"Właściwie nie firmuję żadnej opcji politycznej. Ale tak naprawdę jako Polak no to jaki mam inny wybór - na pewno nie PiS" - argumentował b. prezydent.
Dodał, że musi wybierać z tego co jest. "Siłą faktu muszę wybierać to co jest, co jest realne, co jakoś rządzi. Pewno że bym wolał jeszcze lepsze rządzenie, ale na dzisiaj musze powiedzieć, że na ten stan polskiej demokracji to Platforma jest optymalnym miejscem poparcia" - zaznaczył.

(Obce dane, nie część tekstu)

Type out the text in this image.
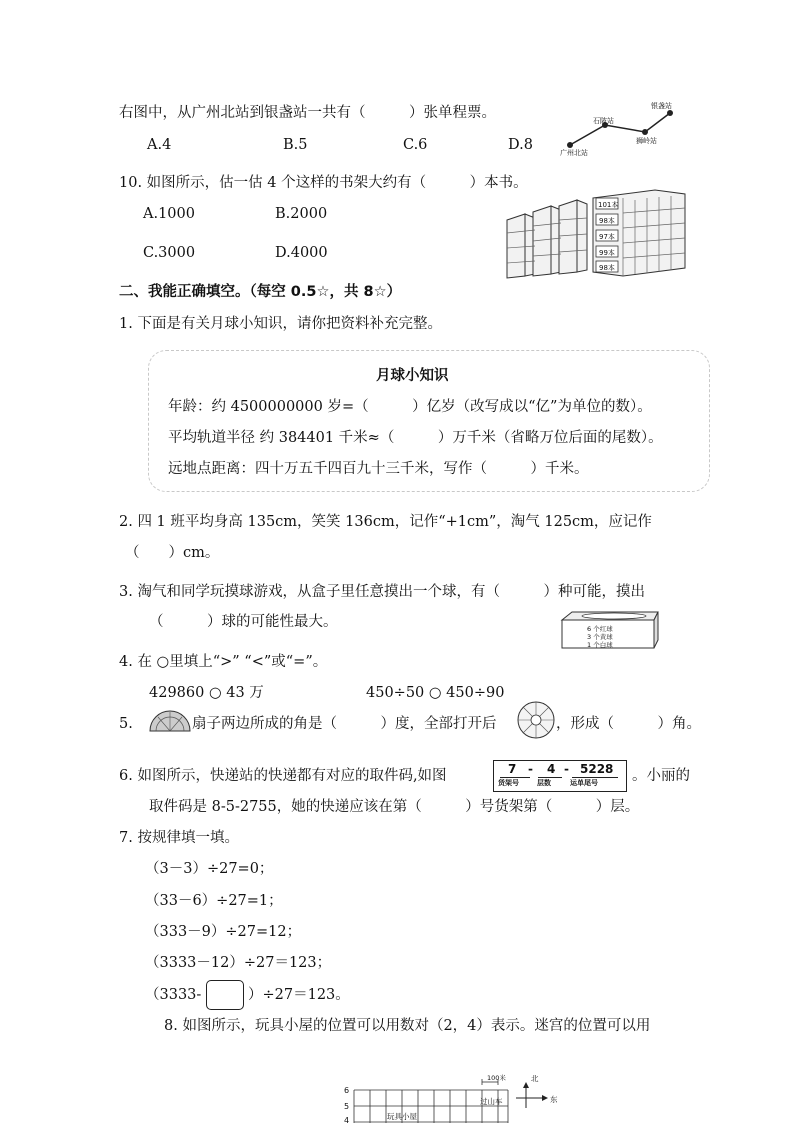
右图中，从广州北站到银盏站一共有（　　　）张单程票。
A.4	B.5	C.6	D.8
银盏站
石陂站
狮岭站
广州北站
10. 如图所示，估一估 4 个这样的书架大约有（　　　）本书。
A.1000	B.2000
C.3000	D.4000
101本
98本
97本
99本
98本
二、我能正确填空。（每空 0.5☆，共 8☆）
1. 下面是有关月球小知识，请你把资料补充完整。
月球小知识
年龄：约 4500000000 岁=（　　　）亿岁（改写成以“亿”为单位的数）。
平均轨道半径 约 384401 千米≈（　　　）万千米（省略万位后面的尾数）。
远地点距离：四十万五千四百九十三千米，写作（　　　）千米。
2. 四 1 班平均身高 135cm，笑笑 136cm，记作“+1cm”，淘气 125cm，应记作
（　　）cm。
3. 淘气和同学玩摸球游戏，从盒子里任意摸出一个球，有（　　　）种可能，摸出
（　　　）球的可能性最大。	6 个红球
3 个黄球
1 个白球
4. 在 ○里填上“>” “<”或“=”。
429860 ○ 43 万	450÷50 ○ 450÷90
5.	扇子两边所成的角是（　　　）度，全部打开后	，形成（　　　）角。
6. 如图所示，快递站的快递都有对应的取件码,如图	7 - 4 - 5228
货架号	层数	运单尾号 。小丽的
取件码是 8-5-2755，她的快递应该在第（　　　）号货架第（　　　）层。
7. 按规律填一填。
（3－3）÷27=0；
（33－6）÷27=1；
（333－9）÷27=12；
（3333－12）÷27＝123；
（3333-	）÷27＝123。
8. 如图所示，玩具小屋的位置可以用数对（2，4）表示。迷宫的位置可以用
6
5
4	玩具小屋
过山车
100米	北
东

Pytany o wypowiedź szefa PiS Jarosława Kaczyńskiego - który w niedzielę podczas "marszu pamięci" dla uczczenia ofiar katastrofy smoleńskiej stwierdził, że krajem rządzą dziś źli ludzie - Wałęsa odpowiedział, że chciałby, żeby prezes Kaczyński sam się uderzył w piersi i "zobaczył czy on jest +dobry ludź+, czy on nie należy do tych złych ludzi".

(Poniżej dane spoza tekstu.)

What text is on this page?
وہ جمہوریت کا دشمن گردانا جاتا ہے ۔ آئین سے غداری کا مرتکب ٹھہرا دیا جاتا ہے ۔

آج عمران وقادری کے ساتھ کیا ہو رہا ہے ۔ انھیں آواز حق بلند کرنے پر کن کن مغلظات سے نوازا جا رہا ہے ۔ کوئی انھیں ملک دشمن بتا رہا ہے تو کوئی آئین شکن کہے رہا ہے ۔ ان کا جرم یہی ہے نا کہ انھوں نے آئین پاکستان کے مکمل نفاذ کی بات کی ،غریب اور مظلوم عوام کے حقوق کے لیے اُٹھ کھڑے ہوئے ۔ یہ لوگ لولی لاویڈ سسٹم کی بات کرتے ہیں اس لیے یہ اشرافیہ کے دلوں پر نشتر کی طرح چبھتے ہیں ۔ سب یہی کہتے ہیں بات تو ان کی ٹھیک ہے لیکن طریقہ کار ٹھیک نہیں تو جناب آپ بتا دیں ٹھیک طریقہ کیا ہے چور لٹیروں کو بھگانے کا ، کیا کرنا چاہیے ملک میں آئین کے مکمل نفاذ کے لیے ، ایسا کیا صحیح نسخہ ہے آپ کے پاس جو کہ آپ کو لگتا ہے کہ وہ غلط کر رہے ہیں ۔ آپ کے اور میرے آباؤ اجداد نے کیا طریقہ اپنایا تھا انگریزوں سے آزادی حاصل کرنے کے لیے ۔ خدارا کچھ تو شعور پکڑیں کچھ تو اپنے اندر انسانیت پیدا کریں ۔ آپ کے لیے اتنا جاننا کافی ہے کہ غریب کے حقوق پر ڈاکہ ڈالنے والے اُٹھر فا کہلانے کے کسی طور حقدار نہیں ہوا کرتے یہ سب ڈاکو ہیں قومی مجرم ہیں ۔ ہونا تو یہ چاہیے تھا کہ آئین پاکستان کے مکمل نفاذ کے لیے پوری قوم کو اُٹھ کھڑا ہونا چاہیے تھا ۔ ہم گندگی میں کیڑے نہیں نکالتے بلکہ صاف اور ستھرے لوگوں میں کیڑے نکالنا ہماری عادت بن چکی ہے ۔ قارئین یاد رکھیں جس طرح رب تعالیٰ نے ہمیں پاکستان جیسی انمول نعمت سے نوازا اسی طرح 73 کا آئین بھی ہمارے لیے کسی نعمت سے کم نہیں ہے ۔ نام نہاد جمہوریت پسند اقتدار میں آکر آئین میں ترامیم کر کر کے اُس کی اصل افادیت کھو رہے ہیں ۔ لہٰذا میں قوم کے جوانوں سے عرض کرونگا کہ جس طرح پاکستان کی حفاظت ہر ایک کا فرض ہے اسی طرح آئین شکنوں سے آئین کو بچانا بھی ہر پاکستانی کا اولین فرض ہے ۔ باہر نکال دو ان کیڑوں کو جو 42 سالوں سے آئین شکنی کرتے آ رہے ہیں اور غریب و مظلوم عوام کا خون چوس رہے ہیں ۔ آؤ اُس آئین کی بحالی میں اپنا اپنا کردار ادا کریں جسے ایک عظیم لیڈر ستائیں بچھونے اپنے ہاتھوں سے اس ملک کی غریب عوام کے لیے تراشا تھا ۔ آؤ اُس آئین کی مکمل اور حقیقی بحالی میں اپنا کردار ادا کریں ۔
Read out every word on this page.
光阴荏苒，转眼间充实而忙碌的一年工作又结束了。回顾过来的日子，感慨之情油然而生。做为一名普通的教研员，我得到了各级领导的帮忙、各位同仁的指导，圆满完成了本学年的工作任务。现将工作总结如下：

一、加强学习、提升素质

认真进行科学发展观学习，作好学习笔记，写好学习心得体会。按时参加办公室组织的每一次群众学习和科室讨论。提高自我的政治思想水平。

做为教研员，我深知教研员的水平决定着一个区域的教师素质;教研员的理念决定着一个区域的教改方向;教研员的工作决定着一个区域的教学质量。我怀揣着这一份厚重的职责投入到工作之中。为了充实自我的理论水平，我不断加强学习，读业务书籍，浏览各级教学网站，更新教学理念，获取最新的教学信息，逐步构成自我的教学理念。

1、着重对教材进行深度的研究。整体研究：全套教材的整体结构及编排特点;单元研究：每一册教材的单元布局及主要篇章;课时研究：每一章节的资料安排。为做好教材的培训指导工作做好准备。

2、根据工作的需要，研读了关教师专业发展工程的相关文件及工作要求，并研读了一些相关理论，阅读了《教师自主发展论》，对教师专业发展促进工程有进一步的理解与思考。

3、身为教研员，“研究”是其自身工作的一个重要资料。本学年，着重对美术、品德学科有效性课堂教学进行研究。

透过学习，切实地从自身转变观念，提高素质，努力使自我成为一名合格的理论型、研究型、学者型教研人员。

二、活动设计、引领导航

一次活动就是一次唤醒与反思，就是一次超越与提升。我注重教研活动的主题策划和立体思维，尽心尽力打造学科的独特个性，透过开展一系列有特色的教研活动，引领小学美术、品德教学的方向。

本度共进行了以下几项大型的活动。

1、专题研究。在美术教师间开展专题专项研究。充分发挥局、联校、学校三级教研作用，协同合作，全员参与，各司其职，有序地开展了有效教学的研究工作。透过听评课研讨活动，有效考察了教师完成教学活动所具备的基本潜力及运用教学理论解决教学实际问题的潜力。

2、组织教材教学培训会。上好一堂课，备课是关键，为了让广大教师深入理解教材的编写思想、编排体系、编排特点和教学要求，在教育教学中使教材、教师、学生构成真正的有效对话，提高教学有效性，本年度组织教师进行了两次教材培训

"Ja go oceniam jako złego. Tak jak on formułuje, jak zarzuca demokratycznie wybranemu prezydentowi i premierowi, to nie jest demokracja. To trzeba rozwiązywać w sposób demokratyczny. To co on proponuje - jakieś zamachy, wykurzenie prezydenta z jego siedziby, podważa jego wybór - on ośmiesza nas i demokrację" - mówił Wałęsa.

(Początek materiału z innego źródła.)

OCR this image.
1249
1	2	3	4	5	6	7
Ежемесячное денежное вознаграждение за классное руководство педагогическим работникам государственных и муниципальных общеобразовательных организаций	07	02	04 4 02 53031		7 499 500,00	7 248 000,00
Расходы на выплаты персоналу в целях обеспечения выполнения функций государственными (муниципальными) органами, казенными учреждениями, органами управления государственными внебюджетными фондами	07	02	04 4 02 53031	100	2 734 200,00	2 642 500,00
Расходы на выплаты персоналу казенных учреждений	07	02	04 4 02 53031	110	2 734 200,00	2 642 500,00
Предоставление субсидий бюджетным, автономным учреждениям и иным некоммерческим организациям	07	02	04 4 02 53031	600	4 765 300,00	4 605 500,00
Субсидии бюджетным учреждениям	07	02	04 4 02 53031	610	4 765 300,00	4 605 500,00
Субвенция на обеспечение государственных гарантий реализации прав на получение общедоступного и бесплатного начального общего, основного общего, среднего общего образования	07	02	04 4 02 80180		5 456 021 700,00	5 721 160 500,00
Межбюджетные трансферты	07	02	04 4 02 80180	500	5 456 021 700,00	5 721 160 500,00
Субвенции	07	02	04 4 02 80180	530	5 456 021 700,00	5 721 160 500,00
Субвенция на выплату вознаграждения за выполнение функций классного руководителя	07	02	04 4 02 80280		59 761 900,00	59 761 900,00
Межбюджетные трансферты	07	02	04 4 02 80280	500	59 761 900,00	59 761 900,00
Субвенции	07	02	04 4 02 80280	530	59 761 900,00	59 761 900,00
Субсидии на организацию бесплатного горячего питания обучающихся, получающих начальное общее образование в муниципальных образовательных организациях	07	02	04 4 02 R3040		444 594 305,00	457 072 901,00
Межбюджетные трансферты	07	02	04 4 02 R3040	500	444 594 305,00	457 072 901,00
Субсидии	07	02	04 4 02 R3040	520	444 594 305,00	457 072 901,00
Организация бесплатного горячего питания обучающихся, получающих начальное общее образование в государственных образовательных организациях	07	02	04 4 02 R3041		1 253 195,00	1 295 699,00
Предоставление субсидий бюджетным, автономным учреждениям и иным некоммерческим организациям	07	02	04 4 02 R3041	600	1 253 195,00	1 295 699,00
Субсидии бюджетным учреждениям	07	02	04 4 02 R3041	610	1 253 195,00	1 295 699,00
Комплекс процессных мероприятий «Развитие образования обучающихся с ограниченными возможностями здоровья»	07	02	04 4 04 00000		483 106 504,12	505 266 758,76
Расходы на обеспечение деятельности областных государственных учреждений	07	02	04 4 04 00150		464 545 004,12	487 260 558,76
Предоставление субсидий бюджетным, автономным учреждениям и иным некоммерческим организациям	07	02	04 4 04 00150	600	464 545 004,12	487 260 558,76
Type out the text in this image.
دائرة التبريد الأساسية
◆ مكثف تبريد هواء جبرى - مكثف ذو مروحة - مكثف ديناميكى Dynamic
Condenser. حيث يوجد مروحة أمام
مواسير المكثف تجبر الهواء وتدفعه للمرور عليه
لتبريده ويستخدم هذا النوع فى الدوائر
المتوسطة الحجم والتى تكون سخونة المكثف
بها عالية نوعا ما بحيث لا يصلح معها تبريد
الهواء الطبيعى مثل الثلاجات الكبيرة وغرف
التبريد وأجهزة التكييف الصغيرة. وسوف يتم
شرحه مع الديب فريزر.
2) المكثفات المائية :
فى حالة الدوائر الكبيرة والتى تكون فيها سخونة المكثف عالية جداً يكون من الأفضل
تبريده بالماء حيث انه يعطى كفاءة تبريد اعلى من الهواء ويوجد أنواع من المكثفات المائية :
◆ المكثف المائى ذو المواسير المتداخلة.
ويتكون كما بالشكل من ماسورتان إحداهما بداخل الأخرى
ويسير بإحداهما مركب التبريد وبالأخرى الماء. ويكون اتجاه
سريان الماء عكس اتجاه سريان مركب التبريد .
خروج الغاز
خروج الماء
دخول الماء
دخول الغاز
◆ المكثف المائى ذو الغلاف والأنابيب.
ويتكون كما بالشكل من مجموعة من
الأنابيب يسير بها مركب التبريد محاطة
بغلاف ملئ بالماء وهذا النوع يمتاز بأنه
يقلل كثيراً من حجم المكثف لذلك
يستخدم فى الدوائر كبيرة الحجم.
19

Dodał, że obecny układ rządzący - jego zdaniem - wcale nie jest idealny. "Mi się - z przykrością to stwierdzam - ten układ nie podoba. No, ale tyle wypracowaliśmy, tak się ułożyło, takie błędy popełniliśmy (...) i taki jest stan. Dążmy do polepszenia. Ten stan nie jest optymalny. Mamy tylu ludzi mądrych i dobrych, a oni są z boku. Z tego punktu widzenia mi się to nie podoba, ale w tym niepodobaniu muszę wybrać. I wybieram to, co mi się w tym niepodobaniu najbardziej podoba" - podsumował b. prezydent.